The K-Shaped Economy Isn't Dead-And ETFs Are Picking Sides

By Chandrima Sanyal | January 13, 2026, 11:10 AM

The much-debated K-shaped economy is no longer a theoretical construct. It is increasingly visible in consumer spending patterns, and ETFs are quietly positioning for it.

According to Eric Clark, portfolio manager of the Alpha Brands Consumption Leaders ETF (NASDAQ:LOGO) and CIO at Accuvest Global Advisors, the divide between higher- and lower-income consumers remains stark heading into 2026. "The upper part of the K, the higher-income (cohort) with real assets and homes, is doing pretty well and spending really well," Clark said. "The small, the lower income cohorts, are struggling, because inflation is still present in a lot of parts of our lives."

That divergence is creating an unusual setup for consumer-focused ETFs. On the surface, U.S. retail sales remain resilient, helping broad consumer discretionary funds like the Consumer Discretionary Select Sector SPDR Fund (NYSE:XLY) hover near highs.
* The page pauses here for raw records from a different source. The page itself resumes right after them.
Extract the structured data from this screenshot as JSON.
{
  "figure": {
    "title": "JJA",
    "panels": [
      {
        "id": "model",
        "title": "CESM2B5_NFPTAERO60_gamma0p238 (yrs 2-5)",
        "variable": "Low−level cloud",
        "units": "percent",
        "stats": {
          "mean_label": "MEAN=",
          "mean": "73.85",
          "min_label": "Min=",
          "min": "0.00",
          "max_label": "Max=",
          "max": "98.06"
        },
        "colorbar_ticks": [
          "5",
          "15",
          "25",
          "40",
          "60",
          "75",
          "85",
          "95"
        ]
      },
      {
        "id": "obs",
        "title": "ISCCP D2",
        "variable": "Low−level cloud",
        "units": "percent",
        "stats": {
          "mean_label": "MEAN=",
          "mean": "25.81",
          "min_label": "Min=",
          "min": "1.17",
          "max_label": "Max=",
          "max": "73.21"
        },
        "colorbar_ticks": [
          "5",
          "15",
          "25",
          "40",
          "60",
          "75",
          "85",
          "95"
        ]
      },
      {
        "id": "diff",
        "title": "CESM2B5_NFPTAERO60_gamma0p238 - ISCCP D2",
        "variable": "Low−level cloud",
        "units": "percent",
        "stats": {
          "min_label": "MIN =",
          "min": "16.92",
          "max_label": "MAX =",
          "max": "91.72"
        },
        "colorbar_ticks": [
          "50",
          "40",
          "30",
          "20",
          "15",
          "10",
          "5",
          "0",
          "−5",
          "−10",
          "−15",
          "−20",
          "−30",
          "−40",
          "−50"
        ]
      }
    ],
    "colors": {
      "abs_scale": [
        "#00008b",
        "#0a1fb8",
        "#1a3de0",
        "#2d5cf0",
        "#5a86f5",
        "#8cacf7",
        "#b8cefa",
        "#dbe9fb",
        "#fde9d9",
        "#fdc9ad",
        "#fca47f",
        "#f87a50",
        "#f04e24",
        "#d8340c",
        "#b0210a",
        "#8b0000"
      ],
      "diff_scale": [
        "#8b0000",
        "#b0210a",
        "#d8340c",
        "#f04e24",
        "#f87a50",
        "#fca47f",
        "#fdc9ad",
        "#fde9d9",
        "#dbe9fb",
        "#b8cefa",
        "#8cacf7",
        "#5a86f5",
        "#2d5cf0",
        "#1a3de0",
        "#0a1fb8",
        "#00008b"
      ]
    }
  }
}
But Clark noted that spending strength has been narrow rather than broad-based. "Consumers are being very choiceful," he said, adding that discretionary purchases increasingly hinge on brand loyalty and perceived value.

This selectivity has favored value-oriented retailers, a trend reflected in ETFs with heavy exposure to Walmart Inc (NASDAQ:WMT), Costco Wholesale Corp (NASDAQ:COST), and off-price chains. Funds such as the SPDR S&P Retail ETF (NYSE:XRT) and the VanEck Retail ETF (NASDAQ:RTH) have seen performance increasingly driven by a handful of value leaders rather than across-the-board retail strength. Clark said Walmart, in particular, remains a standout. "We still love Walmart. It deserves to be part of the trillion-dollar club, and that probably happens in 2026," he said.

Meanwhile, consumer staples ETFs like the Vanguard Consumer Staples ETF (NYSE:VDC) offer exposure to defensive segments of the market as lower-income households pull back. Clark pointed to rising credit card usage as a warning sign, noting that some consumers are "using credit to fill the gap" as prices remain elevated.

What makes the setup more puzzling is sentiment. Consumer confidence readings remain near historic lows even as equity markets trade close to record highs. "Consumer sentiment at all-time lows, with markets near all-time highs and retail sales still doing well, is a very odd phenomenon," Clark said, calling the persistence of this disconnect a rarity.

For ETF investors, the takeaway is that "the consumer" is no longer a single trade. Active strategies like the LOGO ETF are leaning into the winners of the K-shaped economy, companies serving value-conscious shoppers while also benefiting from productivity gains through AI, while avoiding broad exposure to segments most vulnerable if employment conditions weaken.

As Clark put it, everything ultimately hinges on jobs. "If you have a job and feel secure, you spend. If not, you become much more value-conscious, trying to save where possible while being more selective about discretionary purchases." ETFs, it seems, are already taking sides.